After noticing a trend that increasing the depth of the tree gives lower RMSE, let's use a `GridSearch` to find the optimal depth and maximum samples for a leaf. 

Note that the maximum for the negative mean squared error also finds the minimum for the RMSE from calculus optimization.

In [None]:
from sklearn.model_selection import GridSearchCV

#param_grid = [{'max_depth' : np.arange(1, 11), 'max_leaf_nodes' : [50, 100, 150, 200, 250, 300]}]
param_grid = [{'max_depth' : np.arange(10, 20), 'max_leaf_nodes' : np.arange(500, 601, 10)}]

gsearch = GridSearchCV(dtree, param_grid, cv=5, scoring='neg_mean_squared_error')
gsearch.fit(train_x, train_y)

gsearch.best_params_

# Upon running the GridSearch, the max values of 10 and 300 were obtained. I need to broaden the range to find a 
# more optimal parameter if it hit the max

# New optimal parameters: depth = 18, max_leaf_nodes (maximum # of leaf nodes) = 520

Now with optimal parameters.

In [None]:
dtree = DecisionTreeRegressor(max_depth = 18, max_leaf_nodes = 520)

dtree.fit(train_x, train_y)
y_pred = dtree.predict(test_x)

print(f'Test RMSE: {(mean_squared_error(test_y, y_pred)) ** 0.5}')

#### 4. RandomForestRegressor

Let's try it with the optimal parameters from the decision tree before optimizing the forest itself.

In [None]:
rforest = RandomForestRegressor(max_depth = 18, max_leaf_nodes = 520, n_estimators=250)

rforest.fit(train_x, train_y.ravel())
y_pred = rforest.predict(test_x)

print(f'Test RMSE: {(mean_squared_error(test_y, y_pred)) ** 0.5}')

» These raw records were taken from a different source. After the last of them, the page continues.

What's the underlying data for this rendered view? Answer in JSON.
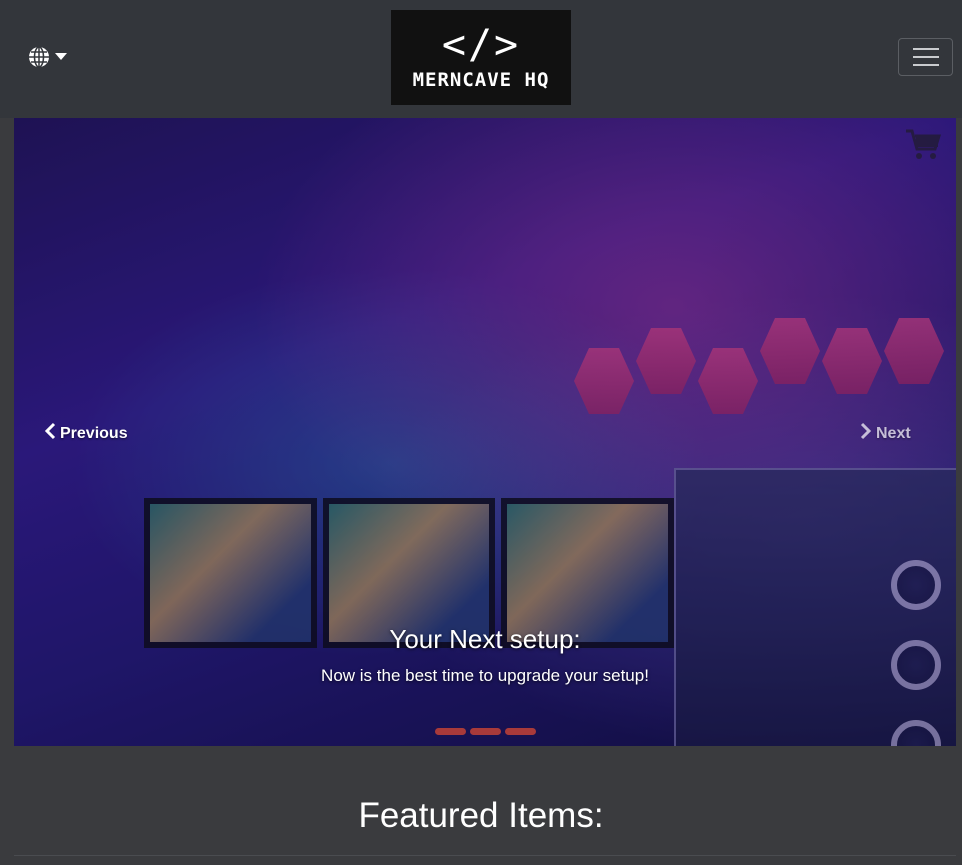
{
  "navbar": {
    "language_icon": "globe-icon",
    "logo_mark": "</>",
    "logo_text": "MERNCAVE HQ",
    "menu_icon": "hamburger-icon"
  },
  "hero": {
    "cart_icon": "cart-icon",
    "prev_label": "Previous",
    "next_label": "Next",
    "caption_title": "Your Next setup:",
    "caption_text": "Now is the best time to upgrade your setup!",
    "indicator_count": 3
  },
  "featured": {
    "title": "Featured Items:"
  },
  "colors": {
    "navbar_bg": "#33363b",
    "indicator": "#a83a3a"
  }
}
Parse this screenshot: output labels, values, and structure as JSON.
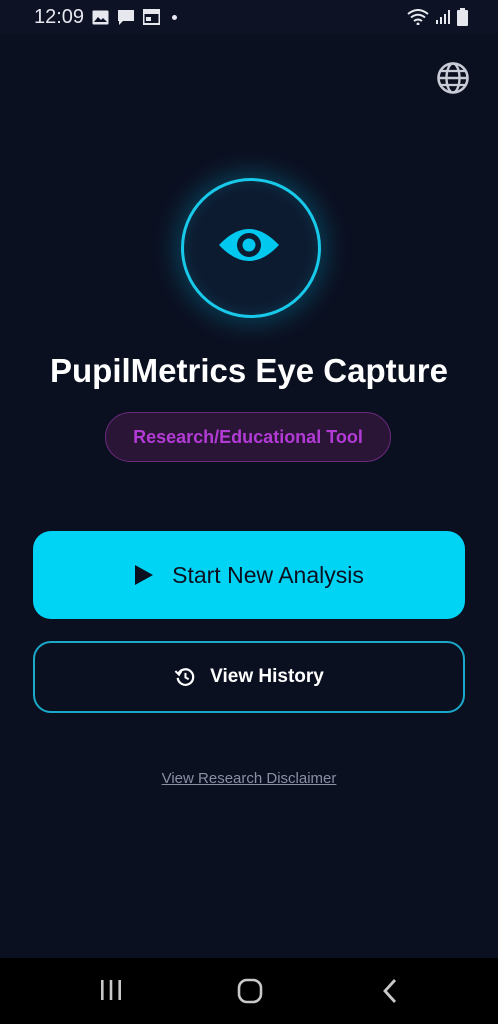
{
  "status_bar": {
    "time": "12:09"
  },
  "header": {
    "language_icon": "globe-icon"
  },
  "hero": {
    "icon": "eye-icon",
    "title": "PupilMetrics Eye Capture",
    "badge": "Research/Educational Tool"
  },
  "actions": {
    "start_label": "Start New Analysis",
    "start_icon": "play-icon",
    "history_label": "View History",
    "history_icon": "history-icon"
  },
  "footer": {
    "disclaimer_link": "View Research Disclaimer"
  },
  "colors": {
    "background": "#0b1021",
    "accent": "#00d4f5",
    "badge_text": "#b23bd6"
  }
}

It seems that the **RandomForestRegressor** was the winner out of all of the regressors due to the lower RMSE of the decision tree compared to ridge and linear regression. 

## Thanks for Tuning In!

I hope you learned something if you are a beginner. Using a deep neural network might be overkill in this scenario since the RMSE for simple machine learning solutions are low enough to be used for production processes. Of course if you add to the parameter space or number of estimators in voting classifiers like random forest classifiers, it takes longer for the machine learning algorithm to run.